Gravitational Quantum Cohomology
Tohru Eguchi, Kentaro Hori, Chuan-Sheng Xiong
Abstract
We discuss how the theory of quantum cohomology may be generalized to ``gravitational quantum cohomology'' by studying topological sigma models coupled to two-dimensional gravity. We first consider sigma models defined on a general Fano manifold $M$ (manifold with a positive first Chern class) and derive new recursion relations for its two point functions. We then derive bi-Hamiltonian structures of the theories and show that they are completely integrable at least at the level of genus $0$. We next consider the subspace of the phase space where only a marginal perturbation (with a parameter $t$) is turned on and construct Lax operators (superpotentials) $L$ whose residue integrals reproduce correlation functions.
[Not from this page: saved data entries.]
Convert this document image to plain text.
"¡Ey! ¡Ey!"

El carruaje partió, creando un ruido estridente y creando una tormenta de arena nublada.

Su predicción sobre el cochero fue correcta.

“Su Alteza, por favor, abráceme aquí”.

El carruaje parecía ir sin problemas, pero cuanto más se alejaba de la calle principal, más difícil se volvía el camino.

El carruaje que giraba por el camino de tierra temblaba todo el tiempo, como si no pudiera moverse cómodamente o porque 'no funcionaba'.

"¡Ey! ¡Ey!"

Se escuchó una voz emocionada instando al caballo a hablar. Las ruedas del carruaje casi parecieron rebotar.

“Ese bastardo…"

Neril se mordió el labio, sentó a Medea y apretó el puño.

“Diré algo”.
In the case of $M=CP^N$ the Lax operator is given by $L= Z_1+Z_2+\cdots +Z_N+e^tZ_1^{-1}Z_2^{-1}\cdots Z_N^{-1}$ and agrees with the potential of the affine Toda theory of the $A_N$ type. We also obtain Lax operators for various Fano manifolds; Grassmannians, rational surfaces etc. In these examples the number of variables of the Lax operators is the same as the dimension of the original manifold. Our result shows that Fano manifolds exhibit a new type of mirror phenomenon where mirror partner is a non-compact Calabi-Yau manifold of the type of an algebraic torus $C^{*N}$ equipped with a specific superpotential.